The Nut Job
When all else fails, insert any of the following: a joke about flatulence, a re-entry of a character that you’d just about managed to wilfully forget or a nut-based pun that didn’t make anyone but uncomprehending children and mind-numbed adults laugh the first time – let alone the tenth. The Nut Job seems to be made up more or less entirely of these ploys with some admittedly pretty impressive animation as a canvas for a work of art a creatively defunct toddler could plot.
Pack of forest animals have no food for the winter. Loner squirrel, Surly, has no food for the winter. Pack of animals hate loner squirrel and banish him with his unwanted sidekick Buddy – who is, incidentally, one of the most appealing characters in the whole débâcle. This is possibly because he’s mute. Moving on – Surly comes across a nut shop that happens to be run by criminals planning a bank heist, and is promptly caught up with by Andy – the bland female squirrel who spends most of the film internally conflicted and doing not very much. They arrange to work together to liberate the nuts and split the booty equally between them – unfortunately, Raccoon, the faintly sociopathic leader of the forest animals, is going to be token bad guy here and allow Surly to step in as hero of the day, which he does. Is anyone surprised?

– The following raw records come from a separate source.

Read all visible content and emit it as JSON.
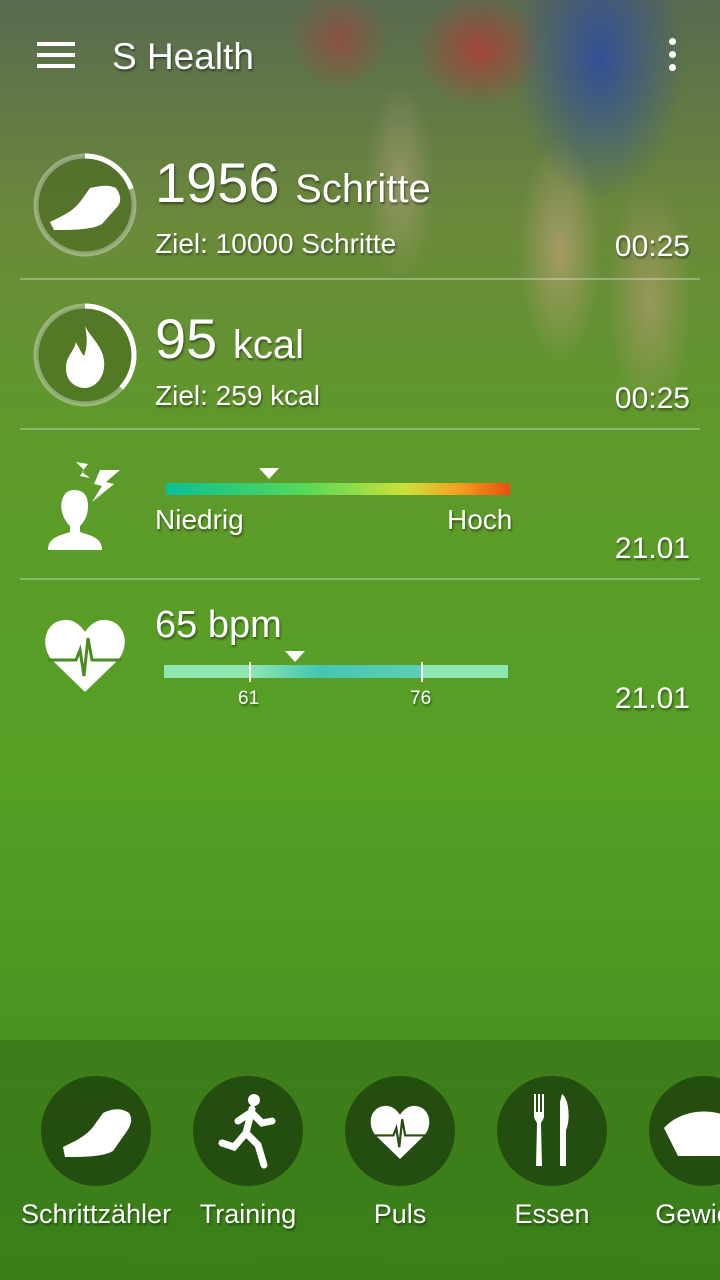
{
  "app": {
    "title": "S Health"
  },
  "steps": {
    "value": "1956",
    "unit": "Schritte",
    "goal": "Ziel: 10000 Schritte",
    "time": "00:25",
    "progress": 0.196
  },
  "calories": {
    "value": "95",
    "unit": "kcal",
    "goal": "Ziel: 259 kcal",
    "time": "00:25",
    "progress": 0.367
  },
  "stress": {
    "low": "Niedrig",
    "high": "Hoch",
    "time": "21.01",
    "level": 0.3
  },
  "heart": {
    "value": "65 bpm",
    "range_low": "61",
    "range_high": "76",
    "time": "21.01",
    "colors": {
      "outer": "#8ee6b0",
      "inner": "#45c6b0"
    }
  },
  "dock": [
    {
      "label": "Schrittzähler",
      "icon": "shoe-icon"
    },
    {
      "label": "Training",
      "icon": "runner-icon"
    },
    {
      "label": "Puls",
      "icon": "heart-pulse-icon"
    },
    {
      "label": "Essen",
      "icon": "fork-knife-icon"
    },
    {
      "label": "Gewicht",
      "icon": "scale-icon"
    }
  ]
}
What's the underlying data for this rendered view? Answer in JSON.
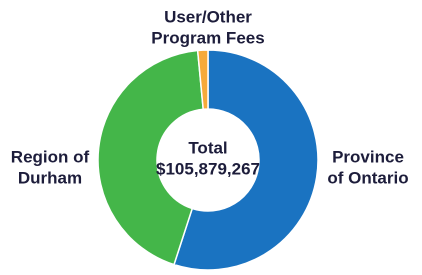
{
  "chart_data": {
    "type": "donut",
    "categories": [
      [
        "Province",
        "of Ontario"
      ],
      [
        "Region of",
        "Durham"
      ],
      [
        "User/Other",
        "Program Fees"
      ]
    ],
    "values": [
      55,
      43.5,
      1.5
    ],
    "colors": [
      "#1a73c1",
      "#44b649",
      "#f6aa3a"
    ],
    "center_label": [
      "Total",
      "$105,879,267"
    ]
  }
}
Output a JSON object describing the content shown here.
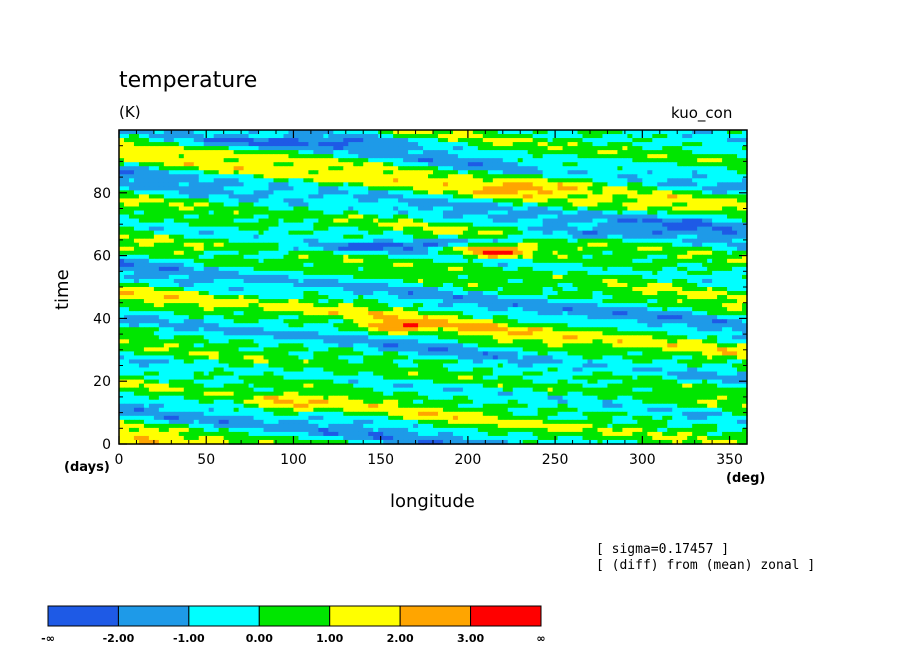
{
  "chart_data": {
    "type": "heatmap",
    "title": "temperature",
    "units": "(K)",
    "run_label": "kuo_con",
    "xlabel": "longitude",
    "ylabel": "time",
    "x_unit": "(deg)",
    "y_unit": "(days)",
    "xlim": [
      0,
      360
    ],
    "ylim": [
      0,
      100
    ],
    "xticks": [
      0,
      50,
      100,
      150,
      200,
      250,
      300,
      350
    ],
    "yticks": [
      0,
      20,
      40,
      60,
      80
    ],
    "annotations": [
      "[ sigma=0.17457 ]",
      "[ (diff) from (mean) zonal ]"
    ],
    "levels": [
      {
        "label": "-∞",
        "color": "#1e5ae6"
      },
      {
        "label": "-2.00",
        "color": "#1e9ae8"
      },
      {
        "label": "-1.00",
        "color": "#00ffff"
      },
      {
        "label": "0.00",
        "color": "#00e600"
      },
      {
        "label": "1.00",
        "color": "#ffff00"
      },
      {
        "label": "2.00",
        "color": "#ffa500"
      },
      {
        "label": "3.00",
        "color": "#ff0000"
      }
    ],
    "colorbar_labels": [
      "-∞",
      "-2.00",
      "-1.00",
      "0.00",
      "1.00",
      "2.00",
      "3.00",
      "∞"
    ],
    "colorbar_colors": [
      "#1e5ae6",
      "#1e9ae8",
      "#00ffff",
      "#00e600",
      "#ffff00",
      "#ffa500",
      "#ff0000"
    ]
  }
}
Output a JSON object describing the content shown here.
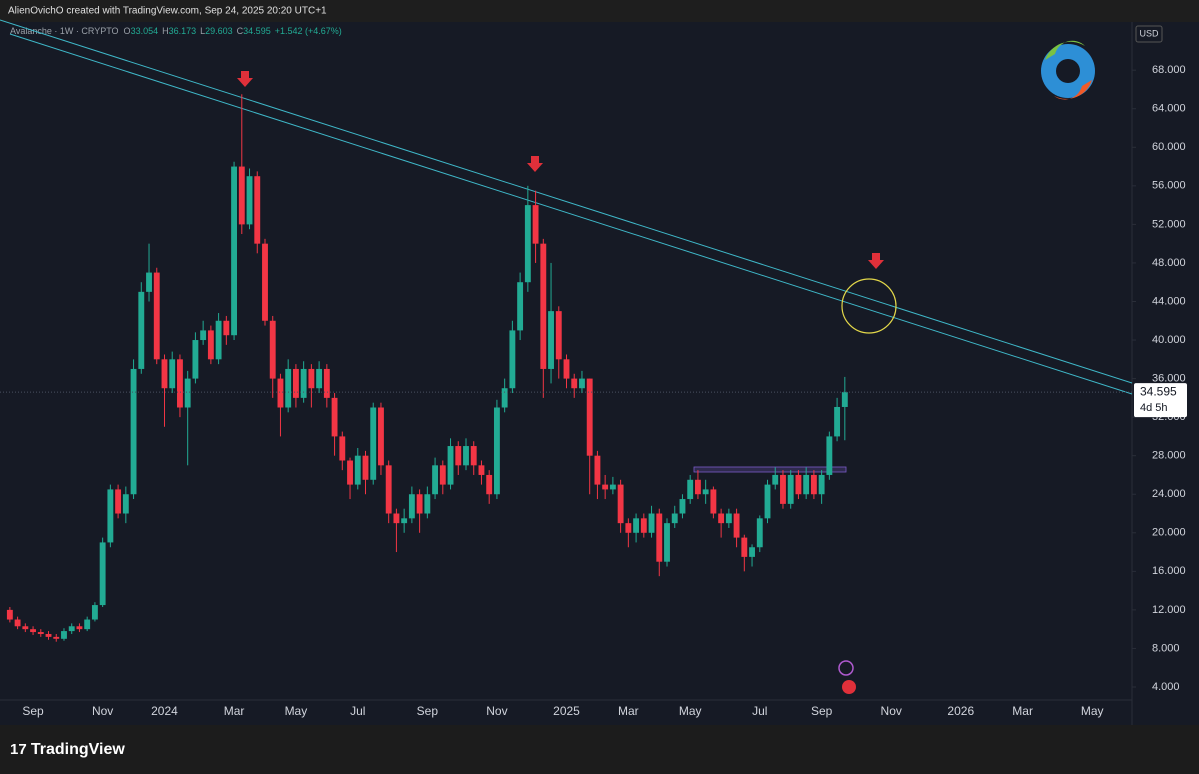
{
  "chart_data": {
    "type": "candlestick",
    "header": "AlienOvichO created with TradingView.com, Sep 24, 2025 20:20 UTC+1",
    "legend": {
      "symbol": "Avalanche · 1W · CRYPTO",
      "open_label": "O",
      "high_label": "H",
      "low_label": "L",
      "close_label": "C",
      "change": "+1.542 (+4.67%)"
    },
    "currency": "USD",
    "countdown": "4d 5h",
    "brand": "TradingView",
    "up_color": "#22ab94",
    "down_color": "#f23645",
    "categories": [
      null,
      null,
      null,
      "Sep",
      null,
      null,
      null,
      null,
      null,
      null,
      null,
      null,
      "Nov",
      null,
      null,
      null,
      null,
      null,
      null,
      null,
      "2024",
      null,
      null,
      null,
      null,
      null,
      null,
      null,
      null,
      "Mar",
      null,
      null,
      null,
      null,
      null,
      null,
      null,
      "May",
      null,
      null,
      null,
      null,
      null,
      null,
      null,
      "Jul",
      null,
      null,
      null,
      null,
      null,
      null,
      null,
      null,
      "Sep",
      null,
      null,
      null,
      null,
      null,
      null,
      null,
      null,
      "Nov",
      null,
      null,
      null,
      null,
      null,
      null,
      null,
      null,
      "2025",
      null,
      null,
      null,
      null,
      null,
      null,
      null,
      "Mar",
      null,
      null,
      null,
      null,
      null,
      null,
      null,
      "May",
      null,
      null,
      null,
      null,
      null,
      null,
      null,
      null,
      "Jul",
      null,
      null,
      null,
      null,
      null,
      null,
      null,
      "Sep",
      null,
      null,
      null,
      null,
      null,
      null,
      null,
      null,
      "Nov",
      null,
      null,
      null,
      null,
      null,
      null,
      null,
      null,
      "2026",
      null,
      null,
      null,
      null,
      null,
      null,
      null,
      "Mar",
      null,
      null,
      null,
      null,
      null,
      null,
      null,
      null,
      "May",
      null,
      null,
      null,
      null
    ],
    "open": [
      12.0,
      11.0,
      10.3,
      10.0,
      9.7,
      9.5,
      9.2,
      9.0,
      9.8,
      10.3,
      10.0,
      11.0,
      12.5,
      19.0,
      24.5,
      22.0,
      24.0,
      37.0,
      45.0,
      47.0,
      38.0,
      35.0,
      38.0,
      33.0,
      36.0,
      40.0,
      41.0,
      38.0,
      42.0,
      40.5,
      58.0,
      52.0,
      57.0,
      50.0,
      42.0,
      36.0,
      33.0,
      37.0,
      34.0,
      37.0,
      35.0,
      37.0,
      34.0,
      30.0,
      27.5,
      25.0,
      28.0,
      25.5,
      33.0,
      27.0,
      22.0,
      21.0,
      21.5,
      24.0,
      22.0,
      24.0,
      27.0,
      25.0,
      29.0,
      27.0,
      29.0,
      27.0,
      26.0,
      24.0,
      33.0,
      35.0,
      41.0,
      46.0,
      54.0,
      50.0,
      37.0,
      43.0,
      38.0,
      36.0,
      35.0,
      36.0,
      28.0,
      25.0,
      24.5,
      25.0,
      21.0,
      20.0,
      21.5,
      20.0,
      22.0,
      17.0,
      21.0,
      22.0,
      23.5,
      25.5,
      24.0,
      24.5,
      22.0,
      21.0,
      22.0,
      19.5,
      17.5,
      18.5,
      21.5,
      25.0,
      26.0,
      23.0,
      26.0,
      24.0,
      26.0,
      24.0,
      26.0,
      30.0,
      33.054,
      null,
      null,
      null,
      null,
      null,
      null,
      null,
      null,
      null,
      null,
      null,
      null,
      null,
      null,
      null,
      null,
      null,
      null,
      null,
      null,
      null,
      null,
      null,
      null,
      null,
      null,
      null,
      null,
      null,
      null,
      null,
      null,
      null,
      null,
      null,
      null
    ],
    "high": [
      12.3,
      11.3,
      10.6,
      10.3,
      10.0,
      9.8,
      9.5,
      10.1,
      10.6,
      10.6,
      11.3,
      12.8,
      19.5,
      25.0,
      25.0,
      24.8,
      38.0,
      46.0,
      50.0,
      47.5,
      38.5,
      38.8,
      38.5,
      36.8,
      40.8,
      42.0,
      41.5,
      42.8,
      42.5,
      58.5,
      65.5,
      57.8,
      57.5,
      50.5,
      42.5,
      36.5,
      38.0,
      37.5,
      37.8,
      37.5,
      37.8,
      37.5,
      34.5,
      30.5,
      27.8,
      28.8,
      28.5,
      33.5,
      33.5,
      27.5,
      22.5,
      22.5,
      24.8,
      24.5,
      24.8,
      27.8,
      27.5,
      29.8,
      29.5,
      29.8,
      29.5,
      27.5,
      26.5,
      33.8,
      36.0,
      42.0,
      47.0,
      56.0,
      55.5,
      50.5,
      48.0,
      43.5,
      38.5,
      36.5,
      36.8,
      36.0,
      28.5,
      26.0,
      25.8,
      25.5,
      21.5,
      22.0,
      22.0,
      22.8,
      22.5,
      21.5,
      22.8,
      24.0,
      26.0,
      26.5,
      25.5,
      24.8,
      22.5,
      22.5,
      22.5,
      19.8,
      18.8,
      21.8,
      25.5,
      26.8,
      26.5,
      26.5,
      26.5,
      26.8,
      26.5,
      26.5,
      30.5,
      34.0,
      36.173,
      null,
      null,
      null,
      null,
      null,
      null,
      null,
      null,
      null,
      null,
      null,
      null,
      null,
      null,
      null,
      null,
      null,
      null,
      null,
      null,
      null,
      null,
      null,
      null,
      null,
      null,
      null,
      null,
      null,
      null,
      null,
      null,
      null,
      null,
      null,
      null
    ],
    "low": [
      10.7,
      10.0,
      9.7,
      9.4,
      9.2,
      8.9,
      8.7,
      8.8,
      9.5,
      9.7,
      9.8,
      10.8,
      12.3,
      18.5,
      21.5,
      21.0,
      23.5,
      36.5,
      44.0,
      37.5,
      31.0,
      34.5,
      32.0,
      27.0,
      35.5,
      39.5,
      37.5,
      37.5,
      39.5,
      40.0,
      51.0,
      51.5,
      49.0,
      41.5,
      34.0,
      30.0,
      32.5,
      33.0,
      33.5,
      33.0,
      34.5,
      33.0,
      28.0,
      26.5,
      23.5,
      24.5,
      24.0,
      25.0,
      26.0,
      21.0,
      18.0,
      20.0,
      21.0,
      20.0,
      21.5,
      23.5,
      24.0,
      24.5,
      26.0,
      26.5,
      26.0,
      25.0,
      23.0,
      23.5,
      32.5,
      34.5,
      40.0,
      45.0,
      48.0,
      34.0,
      35.5,
      36.0,
      35.0,
      34.0,
      34.5,
      24.0,
      23.5,
      23.5,
      24.0,
      20.0,
      18.5,
      19.0,
      19.5,
      19.5,
      15.5,
      16.5,
      20.5,
      21.5,
      23.0,
      23.5,
      23.0,
      21.5,
      19.5,
      20.5,
      18.5,
      16.0,
      16.5,
      18.0,
      21.0,
      24.5,
      22.5,
      22.5,
      23.5,
      23.5,
      23.5,
      23.0,
      25.5,
      29.5,
      29.603,
      null,
      null,
      null,
      null,
      null,
      null,
      null,
      null,
      null,
      null,
      null,
      null,
      null,
      null,
      null,
      null,
      null,
      null,
      null,
      null,
      null,
      null,
      null,
      null,
      null,
      null,
      null,
      null,
      null,
      null,
      null,
      null,
      null,
      null,
      null,
      null
    ],
    "close": [
      11.0,
      10.3,
      10.0,
      9.7,
      9.5,
      9.2,
      9.0,
      9.8,
      10.3,
      10.0,
      11.0,
      12.5,
      19.0,
      24.5,
      22.0,
      24.0,
      37.0,
      45.0,
      47.0,
      38.0,
      35.0,
      38.0,
      33.0,
      36.0,
      40.0,
      41.0,
      38.0,
      42.0,
      40.5,
      58.0,
      52.0,
      57.0,
      50.0,
      42.0,
      36.0,
      33.0,
      37.0,
      34.0,
      37.0,
      35.0,
      37.0,
      34.0,
      30.0,
      27.5,
      25.0,
      28.0,
      25.5,
      33.0,
      27.0,
      22.0,
      21.0,
      21.5,
      24.0,
      22.0,
      24.0,
      27.0,
      25.0,
      29.0,
      27.0,
      29.0,
      27.0,
      26.0,
      24.0,
      33.0,
      35.0,
      41.0,
      46.0,
      54.0,
      50.0,
      37.0,
      43.0,
      38.0,
      36.0,
      35.0,
      36.0,
      28.0,
      25.0,
      24.5,
      25.0,
      21.0,
      20.0,
      21.5,
      20.0,
      22.0,
      17.0,
      21.0,
      22.0,
      23.5,
      25.5,
      24.0,
      24.5,
      22.0,
      21.0,
      22.0,
      19.5,
      17.5,
      18.5,
      21.5,
      25.0,
      26.0,
      23.0,
      26.0,
      24.0,
      26.0,
      24.0,
      26.0,
      30.0,
      33.054,
      34.595,
      null,
      null,
      null,
      null,
      null,
      null,
      null,
      null,
      null,
      null,
      null,
      null,
      null,
      null,
      null,
      null,
      null,
      null,
      null,
      null,
      null,
      null,
      null,
      null,
      null,
      null,
      null,
      null,
      null,
      null,
      null,
      null,
      null,
      null,
      null,
      null
    ],
    "ylim": [
      2.65,
      73.0
    ],
    "yticks": [
      {
        "value": 4,
        "label": "4.000"
      },
      {
        "value": 8,
        "label": "8.000"
      },
      {
        "value": 12,
        "label": "12.000"
      },
      {
        "value": 16,
        "label": "16.000"
      },
      {
        "value": 20,
        "label": "20.000"
      },
      {
        "value": 24,
        "label": "24.000"
      },
      {
        "value": 28,
        "label": "28.000"
      },
      {
        "value": 32,
        "label": "32.000"
      },
      {
        "value": 36,
        "label": "36.000"
      },
      {
        "value": 40,
        "label": "40.000"
      },
      {
        "value": 44,
        "label": "44.000"
      },
      {
        "value": 48,
        "label": "48.000"
      },
      {
        "value": 52,
        "label": "52.000"
      },
      {
        "value": 56,
        "label": "56.000"
      },
      {
        "value": 60,
        "label": "60.000"
      },
      {
        "value": 64,
        "label": "64.000"
      },
      {
        "value": 68,
        "label": "68.000"
      }
    ],
    "grid": false
  }
}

The Nut Job is filled with characters that are either odious or so two-dimensional that not even the 3D effects that distract the viewer from the atrocity unfolding on screen can give them any substance. Surly, voiced by Will Arnett, is bitter, cocky and wholly repulsive. Even his “good guy” gestures at the end of the film are shaped by ego and martyrdom. Buddy is sweet, but is more or less there as the token sidekick. The only character who actually jumps out of the screen is Precious, the dog who sneakily colludes with the gang for the chance to lick Surly’s face at some point – she’s brought to life by Maya Rudolph and almost makes the film bearable. Almost.
Francesca Laidlaw
The Nut Job is released nationwide on 1st August 2014.